The Egyptian film industry of the 20th century has a powerful hold over the collective imagination of the Arab world. Like Paris of the belle époque or Downtown New York of the 1980s, it is spoken of with wistful sighs and reverent tones among its initiates. The comedies and dramas of the Egyptian silver screen depict a bygone age of mid-century glamour. And, just as Paris at the turn of the century had the posters of Alphonse Mucha and Toulouse-Lautrec (now adorning the walls of a certain type of French bistro), Egyptian cinema produced its own world of promotional art.
Moving Pictures Painted presents an elegant pictorial history of the Egyptian film poster from 1932 to 1996 in the form of 200 individual examples. Their striking designs were hand-painted by a small group of artists who quickly developed a very distinctive style. The posters captured everything from the epic to the erotic, via the comic and melodramatic. They also chart the history of modern Arabic culture more broadly. An introduction by the film scholar Joseph Fahim makes the only slightly exaggerated claim that ‘movie posters were the dominant pictorial force in Egypt for more than 70 years’.
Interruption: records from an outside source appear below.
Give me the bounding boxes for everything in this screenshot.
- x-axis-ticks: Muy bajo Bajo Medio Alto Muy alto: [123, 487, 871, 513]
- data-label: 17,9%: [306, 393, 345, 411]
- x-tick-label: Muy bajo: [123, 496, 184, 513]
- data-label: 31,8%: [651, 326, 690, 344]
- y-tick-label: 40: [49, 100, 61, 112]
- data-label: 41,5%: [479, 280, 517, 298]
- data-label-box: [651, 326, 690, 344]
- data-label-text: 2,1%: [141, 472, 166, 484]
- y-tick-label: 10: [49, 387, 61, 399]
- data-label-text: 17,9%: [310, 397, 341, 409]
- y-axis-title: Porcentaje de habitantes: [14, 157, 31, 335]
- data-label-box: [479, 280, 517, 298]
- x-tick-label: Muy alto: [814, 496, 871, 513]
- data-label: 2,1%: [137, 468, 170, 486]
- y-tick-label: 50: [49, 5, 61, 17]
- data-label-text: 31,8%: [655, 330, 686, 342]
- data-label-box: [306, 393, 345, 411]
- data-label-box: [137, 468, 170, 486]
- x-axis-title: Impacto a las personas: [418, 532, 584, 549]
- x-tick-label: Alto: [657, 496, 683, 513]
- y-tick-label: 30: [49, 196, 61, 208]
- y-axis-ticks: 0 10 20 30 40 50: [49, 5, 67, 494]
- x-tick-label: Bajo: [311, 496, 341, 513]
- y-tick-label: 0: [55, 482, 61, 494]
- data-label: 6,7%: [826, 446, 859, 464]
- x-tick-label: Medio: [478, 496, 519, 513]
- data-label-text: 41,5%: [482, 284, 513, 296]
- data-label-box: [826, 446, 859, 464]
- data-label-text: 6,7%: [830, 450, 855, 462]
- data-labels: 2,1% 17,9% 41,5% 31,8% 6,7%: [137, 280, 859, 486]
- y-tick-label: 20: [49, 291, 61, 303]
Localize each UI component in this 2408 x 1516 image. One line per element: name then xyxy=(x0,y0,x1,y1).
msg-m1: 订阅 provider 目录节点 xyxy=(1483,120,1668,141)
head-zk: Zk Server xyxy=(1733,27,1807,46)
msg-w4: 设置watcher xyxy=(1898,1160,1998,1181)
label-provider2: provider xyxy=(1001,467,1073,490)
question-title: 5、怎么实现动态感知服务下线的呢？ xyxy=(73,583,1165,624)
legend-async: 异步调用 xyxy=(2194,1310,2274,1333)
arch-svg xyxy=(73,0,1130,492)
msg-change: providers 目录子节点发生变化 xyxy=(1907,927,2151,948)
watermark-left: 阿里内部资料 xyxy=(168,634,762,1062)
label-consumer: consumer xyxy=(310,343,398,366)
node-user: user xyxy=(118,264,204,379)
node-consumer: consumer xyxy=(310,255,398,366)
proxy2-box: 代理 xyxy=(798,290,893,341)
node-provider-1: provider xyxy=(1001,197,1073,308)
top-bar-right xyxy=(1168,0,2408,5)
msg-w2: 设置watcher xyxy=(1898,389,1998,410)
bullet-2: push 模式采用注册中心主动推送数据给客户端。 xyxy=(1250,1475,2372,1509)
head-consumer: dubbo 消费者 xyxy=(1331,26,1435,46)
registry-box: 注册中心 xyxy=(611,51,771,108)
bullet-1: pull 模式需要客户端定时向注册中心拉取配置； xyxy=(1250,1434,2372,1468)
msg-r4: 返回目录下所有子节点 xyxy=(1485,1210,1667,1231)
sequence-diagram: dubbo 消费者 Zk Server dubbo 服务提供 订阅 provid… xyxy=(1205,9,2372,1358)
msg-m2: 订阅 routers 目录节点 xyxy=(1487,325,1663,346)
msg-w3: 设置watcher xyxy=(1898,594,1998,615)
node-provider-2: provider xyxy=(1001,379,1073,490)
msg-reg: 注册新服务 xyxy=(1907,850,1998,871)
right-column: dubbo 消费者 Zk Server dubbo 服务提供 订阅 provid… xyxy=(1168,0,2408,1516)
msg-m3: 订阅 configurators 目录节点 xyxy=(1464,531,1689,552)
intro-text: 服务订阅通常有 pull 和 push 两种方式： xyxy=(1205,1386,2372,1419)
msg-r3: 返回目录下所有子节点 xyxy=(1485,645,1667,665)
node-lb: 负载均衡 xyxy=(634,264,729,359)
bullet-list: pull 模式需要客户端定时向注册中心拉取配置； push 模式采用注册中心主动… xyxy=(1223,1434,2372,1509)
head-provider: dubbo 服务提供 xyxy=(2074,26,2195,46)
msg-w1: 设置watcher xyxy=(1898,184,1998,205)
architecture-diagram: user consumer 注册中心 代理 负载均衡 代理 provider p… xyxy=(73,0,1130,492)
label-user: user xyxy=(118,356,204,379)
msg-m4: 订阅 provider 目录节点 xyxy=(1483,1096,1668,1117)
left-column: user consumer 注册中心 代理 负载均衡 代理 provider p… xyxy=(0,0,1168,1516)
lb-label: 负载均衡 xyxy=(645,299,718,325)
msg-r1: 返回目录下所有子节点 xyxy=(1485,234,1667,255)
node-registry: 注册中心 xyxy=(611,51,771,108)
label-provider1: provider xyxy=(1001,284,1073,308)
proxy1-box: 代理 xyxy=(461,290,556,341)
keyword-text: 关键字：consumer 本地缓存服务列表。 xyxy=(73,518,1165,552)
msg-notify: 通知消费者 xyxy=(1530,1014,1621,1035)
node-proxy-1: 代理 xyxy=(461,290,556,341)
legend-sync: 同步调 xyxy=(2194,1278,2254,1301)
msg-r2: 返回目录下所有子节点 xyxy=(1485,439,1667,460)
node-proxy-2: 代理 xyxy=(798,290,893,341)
The majority of these posters are from the collection of Thomas Hill, whose ‘PosterArc’ holds around 100,000 posters from 150 countries. This Egyptian section is just a small part of a larger whole, but it includes some of the biggest films and most recognisable stars of the 20th century. There are classic musical films of the 1930s, when Egypt’s cinema industry was first taking off, screwball comedies of Ismail Yassin from the 1950s, the elegant checkerboard poster of Youssef Chahine’s Alexandria… Why? (1979) and many of Adel Imam’s early starring roles from the 1980s. As well as Egyptian films, we see the idiosyncratic takes on the Hollywood and Bollywood movies that played in Egyptian cinemas.
This is not a comprehensive history of the Egyptian film poster. It lacks some of the classics of the genre, such as the poster for Shafiqa al-Qibtiyya (1963), which Egyptian collector-scholar Sameh Fathy identified as a turning point in the art. It also includes slightly random selections; the last poster featured – for the movie Crash! (1996) – is an almost exact copy of the American version.
By the end of the book, there is a sense that not everything has been fully explained. The poster for Long Live Love (1938) bears the signature of the artist Gassour, who was born in 1925. Unless he was a particularly precocious 13-year-old, he must have done it later (but when and why?). One of the introductory essays suggests it was made for a rerelease in the 1940s (but which one and what do we know about it?). Confusingly, another introductory essay attributes the same poster to Ragheb, the artist of the 1938 original, despite the signature. The poster for Togo Mizrahi’s Thousand and One Nights of 1941, is given a date of 1964. Is this because it was made for a 1964 rerelease? It is not clear.
This is more than pedantic nitpicking. If we cannot tell the dates of the posters (they do not print the year anywhere on them) how can we full understand their history and their development? Secondly, the lack of publication details obscures what an interesting collection this is. The book advertises itself as a national history of the Egyptian film industry, but details on posters also refer to places in Syria and North Africa. Of the first 20 posters, eight bear the logo of Mabrouka Films, a company set up in 1950 to distribute Egyptian movies in French North Africa. These posters were not printed in Cairo, but at the Imprimerie de la Cinématographie française in Paris. These posters tell the story of a transnational film culture.
This book could set its sights much higher than it does. Film posters did not only form the artistic language of 2oth-century Egypt; with a little more work, the book could show how they were a pictorial history of the entire Arab world.
Moving Pictures Painted: 200 Posters from the Golden Age of the Egyptian Cinema, designed and edited by Patrick Fry, is published by CentreCentre.